Der Basler Mindeststandard unterscheidet zwischen sog. präferentiellen und nicht-präferentiellen Risikogewichten. Erfüllt eine Bank die SBVg-Richtlinien (sowie gewisse weitere Voraussetzungen), kommen präferentielle (risikosensitive) Risikogewichte zur Anwendung;3 andernfalls gelten die erhöhten nicht-präferentiellen Risikogewichte.4
Neue Risikoklassen
Die geänderte ERV führt neue Kategorien für Hypothekarkredite (sog. Positionsklassen) ein und passt die Risikogewichtungen an. Dies wirkt sich direkt auf die Höhe des Eigenkapitals aus, das Banken als Sicherheit für diese Kredite hinterlegen müssen.5
Während die aktuelle ERV bei den RWA lediglich zwischen Wohn- und übrigen Liegenschaften unterscheidet,6 müssen Banken unter der geänderten ERV künftig differenzieren, ob ein Hypothekarkredit für selbstgenutzte Wohnliegenschaften, gemeinnützige Wohnliegenschaften, Wohnrenditeliegenschaften (übrige Wohnliegenschaften), selbst genutzte Gewerbeliegenschaften oder Gewerberenditeliegenschaften (übrige Gewerbeliegenschaften) vergeben wird.7 Überdies werden Kredite für Liegenschaften im Bau – ausser bei selbstbewohnten Liegenschaften – zukünftig höher gewichtet als jene für fertiggestellte Objekte.8
Konkrete Änderungen bei Risikogewichtungen
Bei selbstbewohnten Liegenschaften und selbstgenutzten Gewerbeliegenschaften reduziert die geänderte ERV die Risikogewichte tendenziell. Nur bei einer Belehnung von 100 % bei selbstbewohnten Liegenschaften greifen höhere Risikogewichte.

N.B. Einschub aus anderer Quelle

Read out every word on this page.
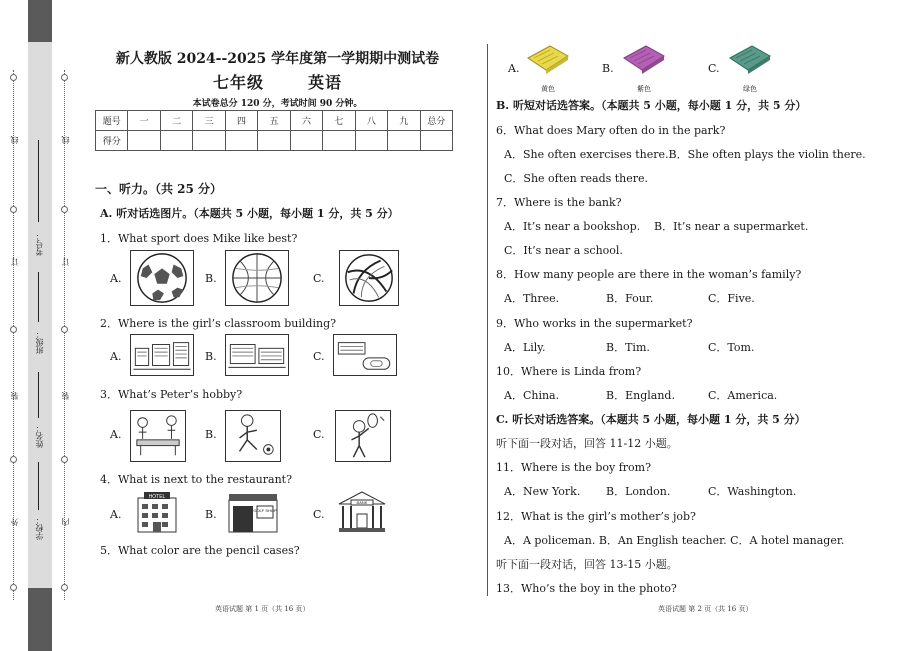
线
订
装
外
线
订
装
内
考号：
班级：
姓名：
学校：
新人教版 2024--2025 学年度第一学期期中测试卷
七年级	英语
本试卷总分 120 分，考试时间 90 分钟。
题号	一	二	三	四	五	六	七	八	九	总分
得分										
一、听力。（共 25 分）
A. 听对话选图片。（本题共 5 小题，每小题 1 分，共 5 分）
1．What sport does Mike like best?
A.	B.	C.
2．Where is the girl’s classroom building?
A.	B.	C.
3．What’s Peter’s hobby?
A.	B.	C.
4．What is next to the restaurant?
A.
HOTEL
B.	GOLF SHOP	C.
BANK
5．What color are the pencil cases?
英语试题 第 1 页（共 16 页）
A.
黄色
B.
紫色
C.
绿色
B. 听短对话选答案。（本题共 5 小题，每小题 1 分，共 5 分）
6．What does Mary often do in the park?
A．She often exercises there.B．She often plays the violin there.
C．She often reads there.
7．Where is the bank?
A．It’s near a bookshop. B．It’s near a supermarket.
C．It’s near a school.
8．How many people are there in the woman’s family?
A．Three.	B．Four.	C．Five.
9．Who works in the supermarket?
A．Lily.	B．Tim.	C．Tom.
10．Where is Linda from?
A．China.	B．England.	C．America.
C. 听长对话选答案。（本题共 5 小题，每小题 1 分，共 5 分）
听下面一段对话，回答 11-12 小题。
11．Where is the boy from?
A．New York. B．London.	C．Washington.
12．What is the girl’s mother’s job?
A．A policeman. B．An English teacher. C．A hotel manager.
听下面一段对话，回答 13-15 小题。
13．Who’s the boy in the photo?
英语试题 第 2 页（共 16 页）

Anders sieht es bei den Renditeliegenschaften aus:
- Bei Wohnrenditeliegenschaften wird zwar die Risikogewichtung von Finanzierungen mit einer geringen Belehnung (unter 60 %) leicht reduziert (von 35 % auf 30 %). Belehnungen von über 60 % werden aber deutlich stärker gewichtet (z.B. Gewichtung von 55 % ab 60 % Belehnung; Gewichtung von 110 % ab 100 % Belehnung).9 Die nicht-präferentiellen Risikogewichte werden von bisher 100 % auf 150 % erhöht.10
- Bei Gewerberenditeliegenschaften lag der Standardansatz bisher durchgehend bei 100 %. Neu findet auch hier eine Gewichtung statt.11 Liegenschaften mit einem Belehnungsgrad von unter 60 % werden lediglich zu 70 %, jene mit einem Belehnungsgrad von über 80 % werden dagegen mit 115 % gewichtet. Zwischen 60 % und 80 % Belehnung bleibt die Risikogewichtung bei 100 %. Analog den Wohnrenditeliegenschaften werden für sämtliche Belehnungshöhen die nicht-präferenziellen Risikogewichtungen von 100 % auf 150 % erhöht.12
- Um den höheren Risiken von Krediten im Zusammenhang mit Liegenschaften im Bau Rechnung zu tragen,13 wird bei Baukrediten und Liegenschaften im Bau neu eine höhere Risikogewichtung von 150 % vorgesehen. Einzig für die präferentielle Gewichtung bei Wohnrenditeliegenschaften mit einer Belehnung von unter 70 % wird eine Risikogewichtung von 100 % angewendet.14
Zusammengefasst gelten ab 2025 zwar für selbstgenutzte Wohn- und Gewerbeliegenschaften niedrigere Eigenmittelanforderungen; insbesondere höher belehnte Wohn- und Gewerberenditeliegenschaften und Kredite für Bauland bzw. Baukredite erhalten aber wesentlich höhere Risikogewichte. Entsprechend müssen Banken für die Finanzierung solcher Hypotheken mehr Eigenkapital hinterlegen.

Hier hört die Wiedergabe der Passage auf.